Heavy reliance on the quality of the underlying LLM for the Planner's reasoning.
Latency may be high due to the iterative nature of the search and sequential writing process.
Cost of multiple LLM calls for outline optimization and per-section writing could be significant.

Reproducibility

Code availability is not provided. Dataset WebWeaver-3k is mentioned but no download URL is explicitly provided in the text. Finetuning details (learning rate, GPUs) are provided.

📊 Experiments & Results

Evaluation Setup

Open-ended research report generation evaluated by LLM judges.

Benchmarks:

DeepResearch Bench (PhD-level complex research tasks (100 tasks))
DeepConsult (Business and consulting research prompts)
DeepResearchGym (Real-world information-seeking queries (100 queries))

Metrics:

RACE (Report Quality: Comprehensiveness, Insight, Instruction-Following, Readability)
FACT (Citation Accuracy, Effective Citations)
Win Rate (vs. OpenAI DeepSearch)
Average Quality Score
Statistical methodology: Not explicitly reported in the paper

Key Results

Benchmark	Metric	Baseline	This Paper	Δ
WebWeaver outperforms all proprietary and open-source baselines on DeepResearch Bench, particularly in citation accuracy.
DeepResearch Bench	Overall Score	48.24	52.88	+4.64
DeepResearch Bench	Citation Accuracy (C. Acc.)	82.52	93.37	+10.85
DeepResearch Bench	Comprehensiveness	46.12	50.82	+4.70
DeepConsult	Win Rate	50.00	66.86	+16.86
DeepResearchGym	Average Score	92.03	96.77	+4.74
Ablation studies demonstrate the critical role of the hierarchical writer over brute-force generation.
DeepResearch Bench	Citation Accuracy	86.73	93.37	+6.64
DeepResearch Bench	Insight	42.72	50.02	+7.30
Finetuning a smaller model (Qwen3-30B) on WebWeaver-3k data yields massive improvements, approaching expert performance.
DeepResearch Bench	Citation Accuracy	25.00	85.90	+60.90

Experiment Figures

Impact of outline optimization rounds on DeepResearch Bench scores.

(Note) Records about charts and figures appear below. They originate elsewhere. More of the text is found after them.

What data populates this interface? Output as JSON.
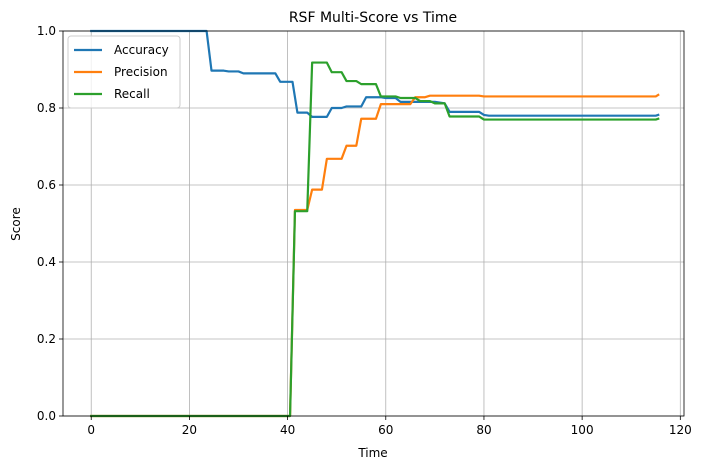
{
  "chart_data": {
    "type": "line",
    "title": "RSF Multi-Score vs Time",
    "xlabel": "Time",
    "ylabel": "Score",
    "xlim": [
      -5.75,
      120.75
    ],
    "ylim": [
      0,
      1
    ],
    "xticks": [
      0,
      20,
      40,
      60,
      80,
      100,
      120
    ],
    "xtick_labels": [
      "0",
      "20",
      "40",
      "60",
      "80",
      "100",
      "120"
    ],
    "yticks": [
      0.0,
      0.2,
      0.4,
      0.6,
      0.8,
      1.0
    ],
    "ytick_labels": [
      "0.0",
      "0.2",
      "0.4",
      "0.6",
      "0.8",
      "1.0"
    ],
    "grid": true,
    "legend": "upper-left",
    "series": [
      {
        "name": "Accuracy",
        "color": "#1f77b4",
        "points": [
          [
            0,
            1.0
          ],
          [
            13,
            1.0
          ],
          [
            23.5,
            1.0
          ],
          [
            24.5,
            0.897
          ],
          [
            27,
            0.897
          ],
          [
            28,
            0.895
          ],
          [
            30,
            0.895
          ],
          [
            31,
            0.89
          ],
          [
            37.5,
            0.89
          ],
          [
            38.5,
            0.868
          ],
          [
            41,
            0.868
          ],
          [
            42,
            0.788
          ],
          [
            44,
            0.788
          ],
          [
            45,
            0.777
          ],
          [
            48,
            0.777
          ],
          [
            49,
            0.8
          ],
          [
            51,
            0.8
          ],
          [
            52,
            0.804
          ],
          [
            55,
            0.804
          ],
          [
            56,
            0.828
          ],
          [
            59,
            0.828
          ],
          [
            60,
            0.826
          ],
          [
            62,
            0.826
          ],
          [
            63,
            0.816
          ],
          [
            70,
            0.816
          ],
          [
            72,
            0.812
          ],
          [
            73,
            0.79
          ],
          [
            79,
            0.79
          ],
          [
            80,
            0.782
          ],
          [
            81,
            0.78
          ],
          [
            115,
            0.78
          ],
          [
            115.5,
            0.782
          ]
        ]
      },
      {
        "name": "Precision",
        "color": "#ff7f0e",
        "points": [
          [
            0,
            0.0
          ],
          [
            40.5,
            0.0
          ],
          [
            41.5,
            0.535
          ],
          [
            44,
            0.535
          ],
          [
            45,
            0.588
          ],
          [
            47,
            0.588
          ],
          [
            48,
            0.668
          ],
          [
            51,
            0.668
          ],
          [
            52,
            0.702
          ],
          [
            54,
            0.702
          ],
          [
            55,
            0.772
          ],
          [
            58,
            0.772
          ],
          [
            59,
            0.81
          ],
          [
            65,
            0.81
          ],
          [
            66,
            0.828
          ],
          [
            68,
            0.828
          ],
          [
            69,
            0.832
          ],
          [
            79,
            0.832
          ],
          [
            80,
            0.83
          ],
          [
            115,
            0.83
          ],
          [
            115.5,
            0.834
          ]
        ]
      },
      {
        "name": "Recall",
        "color": "#2ca02c",
        "points": [
          [
            0,
            0.0
          ],
          [
            40.5,
            0.0
          ],
          [
            41.5,
            0.532
          ],
          [
            44,
            0.532
          ],
          [
            45,
            0.918
          ],
          [
            48,
            0.918
          ],
          [
            49,
            0.893
          ],
          [
            51,
            0.893
          ],
          [
            52,
            0.87
          ],
          [
            54,
            0.87
          ],
          [
            55,
            0.862
          ],
          [
            58,
            0.862
          ],
          [
            59,
            0.83
          ],
          [
            62,
            0.83
          ],
          [
            63,
            0.826
          ],
          [
            66,
            0.826
          ],
          [
            67,
            0.818
          ],
          [
            69,
            0.818
          ],
          [
            70,
            0.812
          ],
          [
            72,
            0.812
          ],
          [
            73,
            0.778
          ],
          [
            79,
            0.778
          ],
          [
            80,
            0.77
          ],
          [
            115,
            0.77
          ],
          [
            115.5,
            0.772
          ]
        ]
      }
    ]
  }
}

Context token usage comparison between Hierarchical Writer and Brute-force Writer.

Main Takeaways

Iterative Outline Optimization works: Later-round outlines achieve near-perfect depth/breadth scores, proving that co-evolving search and planning is superior to static planning.
Hierarchical Writing solves context limits: By processing one section at a time with only relevant evidence, the writer avoids 'lost-in-the-middle' issues and drastically improves citation accuracy.
Agentic skills are learnable: A 30B model finetuned on trajectories generated by the framework (WebWeaver-3k) recovered expert-level behaviors, particularly in tool use and citation grounding.

📚 Prerequisite Knowledge

Prerequisites

Agentic workflows (ReAct)
Retrieval-Augmented Generation (RAG)
Context window limitations (Lost-in-the-middle phenomenon)

Key Terms

OEDR: Open-Ended Deep Research—complex challenges where agents synthesize vast web-scale information into reports.

Planner: An agent role responsible for iteratively searching the web and optimizing the report outline based on findings.

Writer: An agent role responsible for retrieving specific evidence for each outline section and generating text.

RACE: A metric suite for Report Quality assessing Comprehensiveness, Insight, Instruction-Following, and Readability.

FACT: A metric suite for Web Retrieval assessing Citation Accuracy and Average Effective Citations.

Lost-in-the-middle: A phenomenon where LLMs fail to retrieve or use information located in the middle of a long input context.

SFT: Supervised Fine-Tuning—training a model on a labeled dataset to improve specific capabilities.

Contextual Bleeding: When information from one section of a text generation task incorrectly influences or merges with the synthesis of another section.